On May 20 the Office of Economic Analysis will release its quarterly revenue forecast showing the anticipated impact of the current economic downturn on the state General Fund and Lottery Funds revenues. This will be the first revenue forecast incorporating the unprecedented impact on Oregon businesses from COVID-19 and the corresponding unemployment claims being filed by Oregon workers. While we do not know the precise impacts of the forecast, we do know it will reflect a significant drop in state revenues.

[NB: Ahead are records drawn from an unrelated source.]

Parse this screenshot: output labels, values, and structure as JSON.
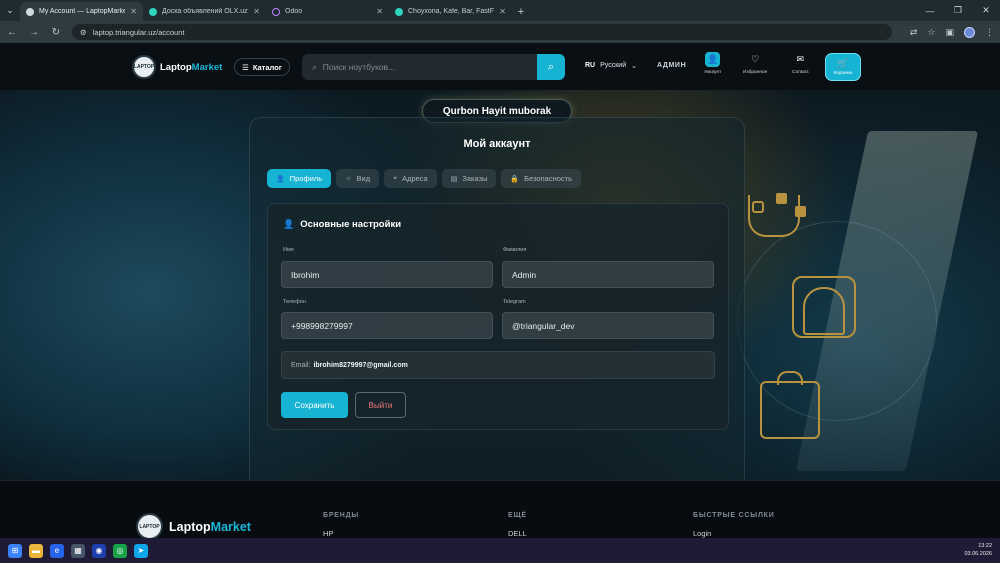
{
  "browser": {
    "tabs": [
      {
        "title": "My Account — LaptopMarket U",
        "active": true,
        "color": "#cfd8dc"
      },
      {
        "title": "Доска объявлений OLX.uz, ро",
        "active": false,
        "color": "#2dd4bf"
      },
      {
        "title": "Odoo",
        "active": false,
        "color": "#c084fc"
      },
      {
        "title": "Choyxona, Kafe, Bar, FastFood",
        "active": false,
        "color": "#2dd4bf"
      }
    ],
    "url": "laptop.triangular.uz/account",
    "new_tab": "+"
  },
  "header": {
    "logo_prefix": "Laptop",
    "logo_suffix": "Market",
    "logo_badge": "LAPTOP",
    "catalog_label": "Каталог",
    "search_placeholder": "Поиск ноутбуков...",
    "lang_code": "RU",
    "lang_name": "Русский",
    "admin_label": "АДМИН",
    "account_label": "Аккаунт",
    "favorites_label": "Избранное",
    "contact_label": "Contact",
    "cart_label": "Корзина"
  },
  "banner": "Qurbon Hayit muborak",
  "account": {
    "title": "Мой аккаунт",
    "tabs": [
      "Профиль",
      "Вид",
      "Адреса",
      "Заказы",
      "Безопасность"
    ],
    "section_title": "Основные настройки",
    "first_name_label": "Имя",
    "first_name": "Ibrohim",
    "last_name_label": "Фамилия",
    "last_name": "Admin",
    "phone_label": "Телефон",
    "phone": "+998998279997",
    "telegram_label": "Telegram",
    "telegram": "@triangular_dev",
    "email_label": "Email:",
    "email": "ibrohim8279997@gmail.com",
    "save_label": "Сохранить",
    "logout_label": "Выйти"
  },
  "footer": {
    "logo_prefix": "Laptop",
    "logo_suffix": "Market",
    "logo_badge": "LAPTOP",
    "brands_title": "БРЕНДЫ",
    "brands_first": "HP",
    "more_title": "ЕЩЁ",
    "more_first": "DELL",
    "quick_title": "БЫСТРЫЕ ССЫЛКИ",
    "quick_first": "Login"
  },
  "taskbar": {
    "time": "13:22",
    "date": "03.06.2026"
  },
  "colors": {
    "accent": "#17b3d2",
    "logout": "#f07a7a",
    "gold": "#b8923e"
  }
}
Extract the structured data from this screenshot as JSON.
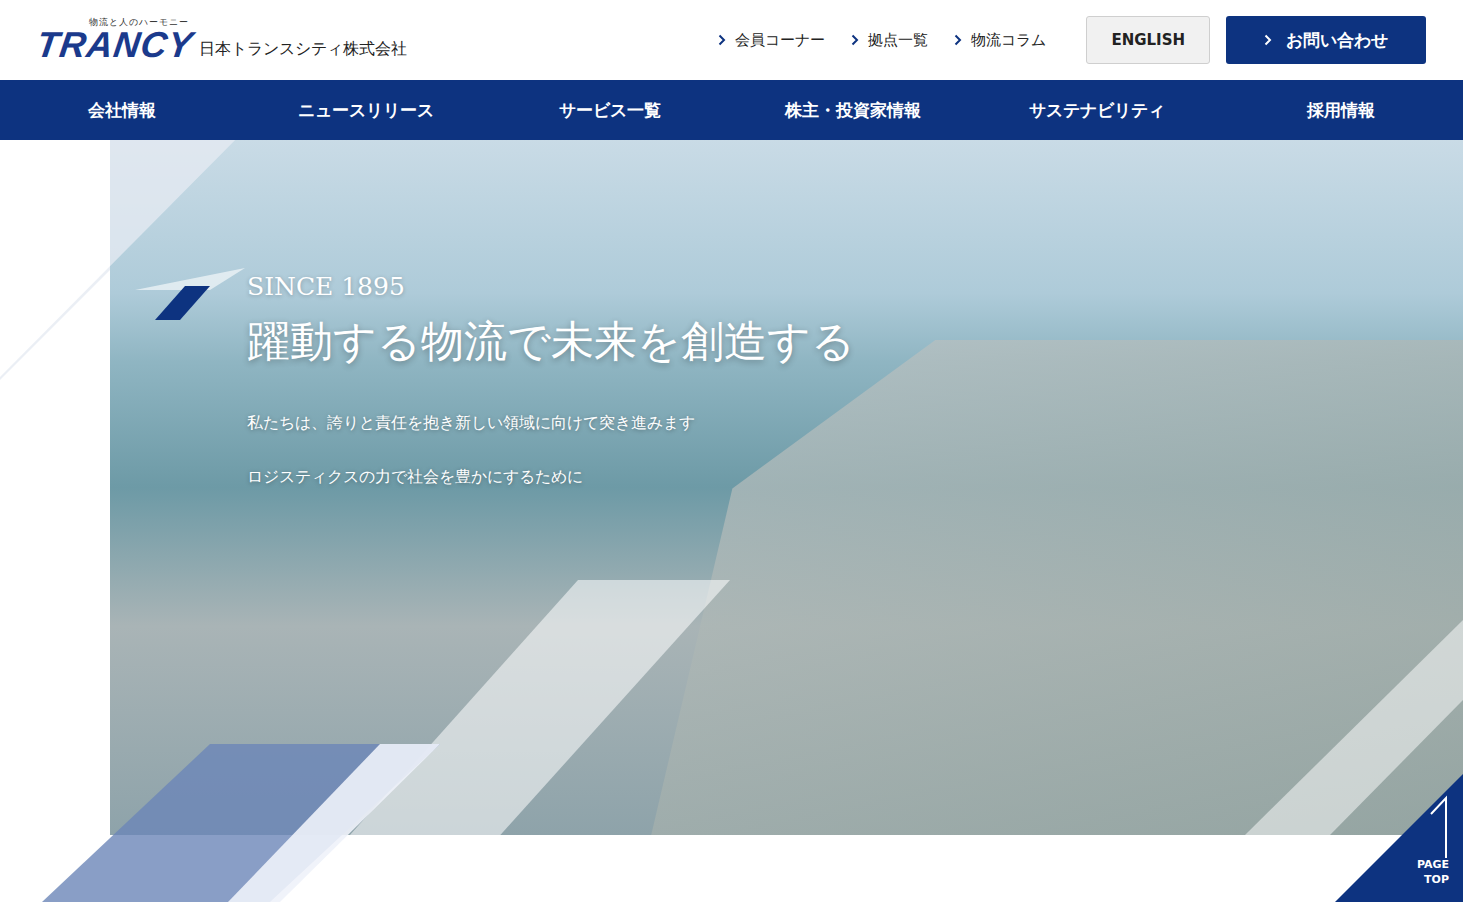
{
  "header": {
    "logo": {
      "wordmark": "TRANCY",
      "tagline": "物流と人のハーモニー",
      "company": "日本トランスシティ株式会社"
    },
    "utility_links": [
      "会員コーナー",
      "拠点一覧",
      "物流コラム"
    ],
    "english_button": "ENGLISH",
    "contact_button": "お問い合わせ"
  },
  "nav": {
    "items": [
      "会社情報",
      "ニュースリリース",
      "サービス一覧",
      "株主・投資家情報",
      "サステナビリティ",
      "採用情報"
    ]
  },
  "hero": {
    "since": "SINCE 1895",
    "title": "躍動する物流で未来を創造する",
    "lines": [
      "私たちは、誇りと責任を抱き新しい領域に向けて突き進みます",
      "ロジスティクスの力で社会を豊かにするために"
    ]
  },
  "page_top": {
    "lines": [
      "PAGE",
      "TOP"
    ]
  }
}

There are a lot of things that may happen after the forecast comes out that could impact the budget. State leaders may call for a special legislative session, and the Legislature may decide to use other mechanisms than General Fund to balance the budget. At the same time, the U.S. government may take action to support states through the federal Coronavirus Relief Funds.
Again, these reductions are not set in stone. Once reduction targets are set, we will work in collaboration with our community partners, the Legislature and our other stakeholders to develop implementation plans that do the least harm while meeting our financial obligations.
I understand that, even as an exercise, this news is very troubling, and could not come at a worse time as people struggle daily with loss, uncertainty, isolation, and a wide range of economic and personal stress. I share your concerns. These proposed options would be devastating if implemented and are antithetical to everything we’ve been trying to build. In these uncertain times, we need each other more than ever. We need a strong behavioral health system more than ever. I will do my best to keep you informed of the budget process and to help preserve and strengthen our ability to support people with behavioral health needs. It will take all of us working together to ensure we have a system of services and supports that meets the needs of all Oregonians.